The Apartment

November 23, 2009

Data
Title: The Apartment
Year: 1960
Length: 125 minutes
Director: Billy Wilder
Writers: Billy Wilder & I.A.L. Diamond
Starring: Jack Lemmon, Shirley MacLaine, Fred MacMurray
Music: Adolph Deutsch
Distinctions: Oscars for Best Picture, Best Director, Best Screenplay (original), Best Art Direction/Set Decoration (black-and-white), and Best Editing; currently #99 on IMDb’s Top 250

My reaction
Synopsis: a suck-up lets his married bosses use his apartment to entertain women
How I saw it: on video (rented from Netflix), yesterday
Concept: Bad.
Story: Good.
Characters: Bad. Even an extremely charismatic cast could do nothing to make me sympathize with these people.
Dialog: Great.
Pacing: Bad. Much of the movie is amusing, but I was still pretty bored.
Cinematography: Good.
Special effects/design: Great.
Acting: Great.
Music: Good.
Subjective Rating: 6/10 (Okay). Not a bad movie, but all the awards it got are baffling to me. Maybe it has more depth and craftsmanship than your typical romantic comedy of the time, but best picture? Inherit the Wind, Psycho and Spartacus weren’t even nominated.
Objective Rating: 7/10 (Pretty good).


Spartacus

April 19, 2009

Title: Spartacus
Year: 1960
Director: Stanley Kubrick
Writer: Dalton Trumbo, based on the novel by Howard Fast
Starring: Kirk Douglas, Laurence Olivier, Jean Simmons, Charles Laughton, Peter Ustinov
Music: Alex North
Distinctions: Oscars for best supporting actor (Ustinov), cinematography (color), art direction/set decoration (color) and costume design (color); currently #238 on IMDb’s Top 250
Synopsis: ancient Roman slave revolt
How I saw it: on video (rented from the library, I think), September 2008
Subjective Rating: 4/10
Objective Rating: 5/10 (gets points for characters, dialog, special effects/design, acting and music)

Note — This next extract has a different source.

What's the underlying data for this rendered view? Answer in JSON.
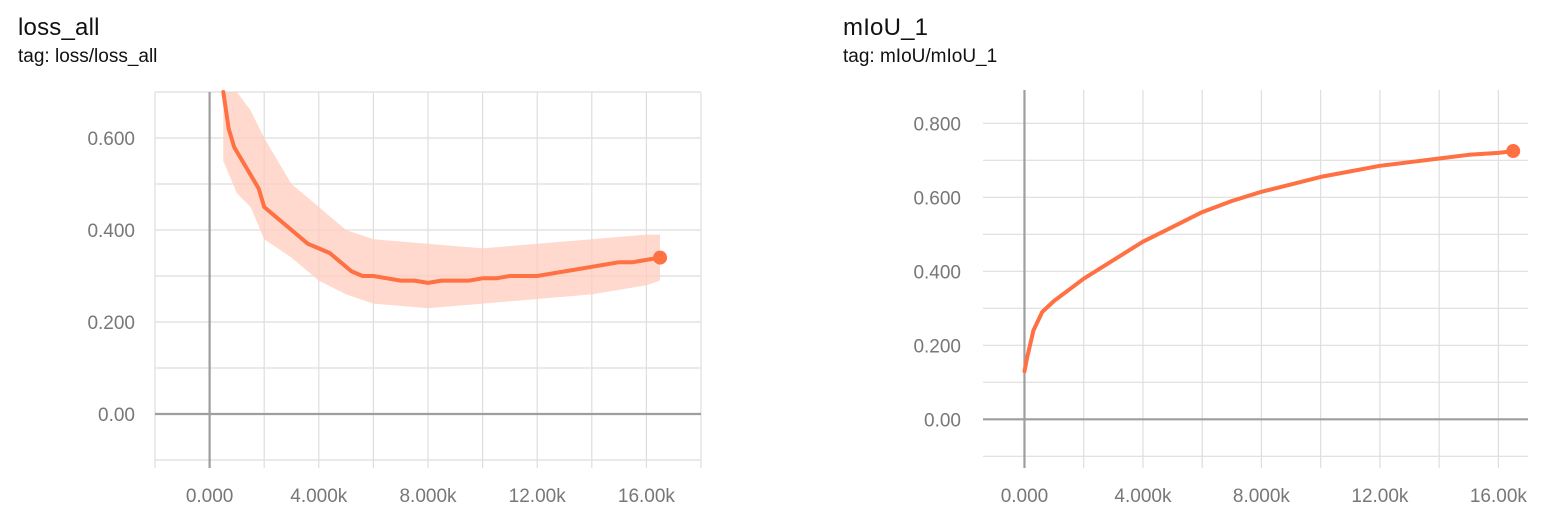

Boring. Trumbo’s adaptation is poorly crafted. There are a lot of potentially great ideas (like the “I am Spartacus” bit) ruined by clunky writing. The cinematography isn’t bad, but it’s bad for Kubrick. I don’t like the music for the most part, but the bit leading up to the battle wins me over.


Inherit the Wind

April 3, 2009

Title: Inherit the Wind
Year: 1960
Director: Stanley Kramer
Writers: Nedrick Young & Harold Jacob Smith, based on the play by Jerome Lawrence & Robert E. Lee
Starring: Spencer Tracy, Fredric March, Gene Kelly, Dick York
Music: Ernest Gold
Distinctions: formerly on IMDb’s Top 250
Synopsis: a science teacher is put on trial for teaching evolution
How I saw it: on video (rented from Netflix), May 2008; also in high school
Subjective Rating: 7/10
Objective Rating: 7/10 (points off for concept, cinematography and special effects/design)

Based-on-a-true-story courtroom drama around a touchy political issue sounds like a train wreck waiting to happen. Somehow, the train wreck never happens. They manage to keep things charged without ever being offensive, PC or preachy. Presumably this means the characters are real enough that they never come across as the writers’ mouthpiece. The characters didn’t strike me as interesting while watching it, but I’m sure they must be to blame for the movie working. The quality of the acting is mixed, but Tracy is good, and he’s the one that matters. The music in the opening credits is fantastic. I certainly did not appreciate this movie when we watched it in 9th grade.


The Sweet Life

April 2, 2009

Title: La Dolce vita
Year: 1960
Director: Federico Fellini
Writers: Federico Fellini, Ennio Flaiano & Tullio Pinelli, with Brunello Rondi
Starring: Marcello Mastroianni, Anita Ekberg, Anouk Aimée, Yvonne Furneaux
Music: Nino Rota
Distinctions: Oscar for best costume design (black-and-white); currently #239 on IMDb’s Top 250
Synopsis: jackass + 3 hours = movie!
How I saw it: on video (rented from Netflix), May 2008
Subjective Rating: 3/10
Objective Rating: 4/10 (gets points for cinematography, special effects/design, acting and music)

The sort of movie that gets heavily analyzed because the audience has Nothing Else To Do for 3 hours. No story. No dramatic tension of any kind. The characters are well developed, but I don’t have any reason to give a crap about any of them; they’re not remotely sympathetic, and they’re not doing anything. Given my (modern-day, American) taste, I think I’ve been remarkably tollerant of Fellini so far, but this one takes the self-indulgence way too far.